O superintendente considera de grande importância a automação, por isso a empresa investe na tecnologia por satélite, pois os celulares, em muitas áreas, ficam sem sinal. Ressalta o apoio forte de alguns clientes grandes, como a fábrica de celulose CMPC, para alargar a faixa por onde passa o circuito da rede elétrica nas áreas reflorestadas, com plano de controle da vegetação. Da mesma forma, existe articulação com as prefeituras para haver plano de controle no plantio de árvores na área urbana, com a adoção de espécies adequadas.

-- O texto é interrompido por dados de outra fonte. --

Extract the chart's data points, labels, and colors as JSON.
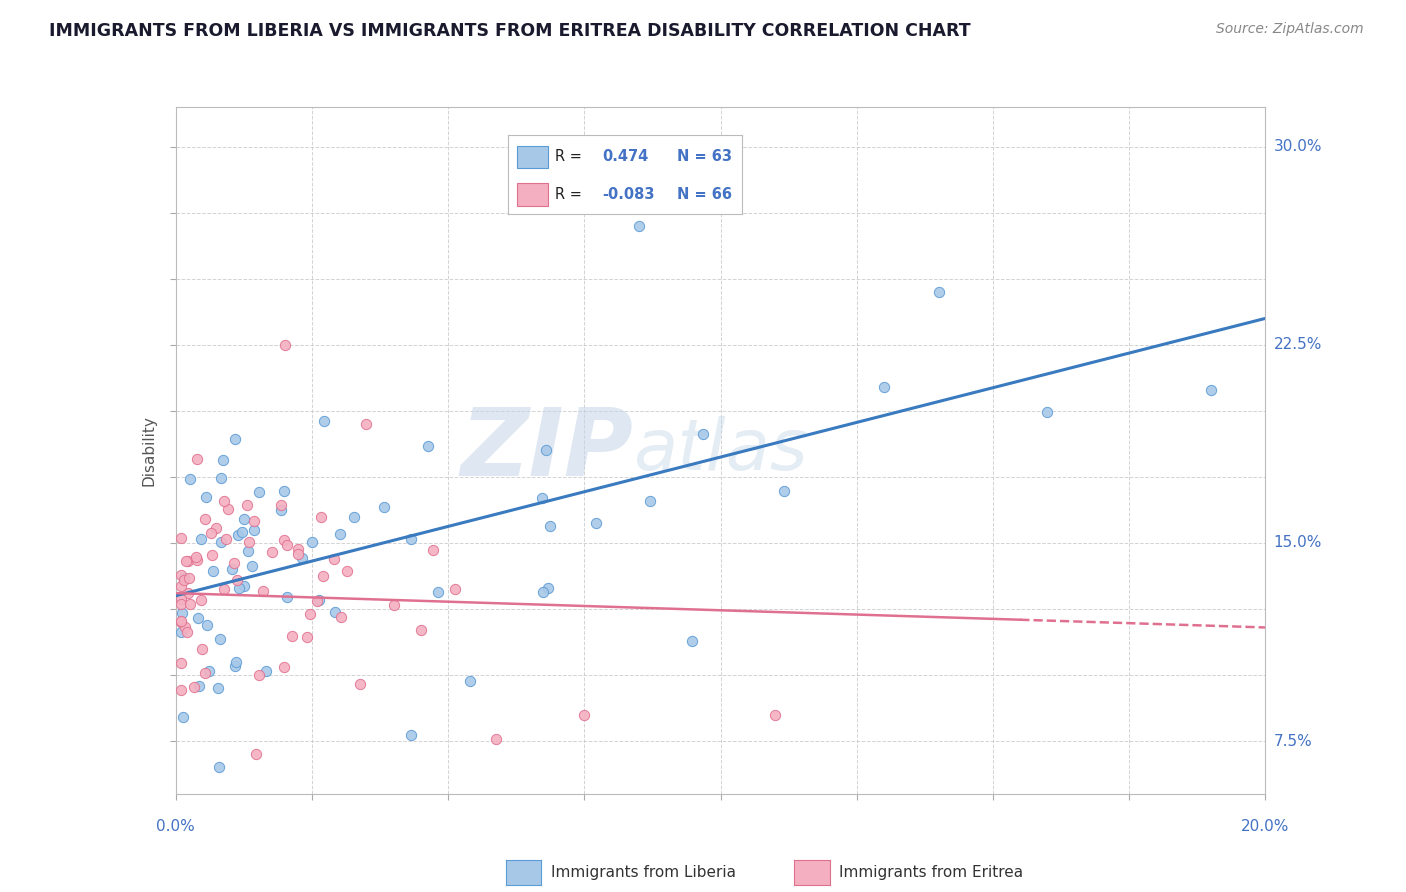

A CEEE Equatorial tomou diversas providências ao longo do ano para tentar solucionar os problemas dos usuários com as frequentes quedas no fornecimento de energia elétrica e demora para o restabelecimento. Entre elas estão:
O superintendente regional da CEEE Equatorial, Sergio Valinho, avalia que é natural no processo de privatização um ciclo de problemas. Segundo ele, a concessionária estatal não tinha capacidade para realizar investimentos para melhorar o serviço entregue à população e focava no atendimento às falhas. Observa que o ativo da antiga CEEE era complexo e, diante disso, até mesmo a RGE, que já operava na concessão em outras regiões do Rio Grande do Sul, não fez proposta. A Equatorial a única interessada no leilão da estatal.
Valinho explica que a área de concessão da Equatorial fica em uma região de muita influência dos fatores climáticos, com aumento dos problemas nos últimos anos. Afirma que havia um passivo muito grande, que não estava dimensionado, para atender às necessidades dos consumidores. Com isso, a empresa passou a fazer uma série de investimentos, com a substituição de postes e condutores e poda na vegetação. Observa que o corte da vegetação ao longo da rede, nos últimos anos de operação da estatal, não era feito. E o contato com a fiação elétrica é uma das maiores causas da interrupção no fornecimento de energia.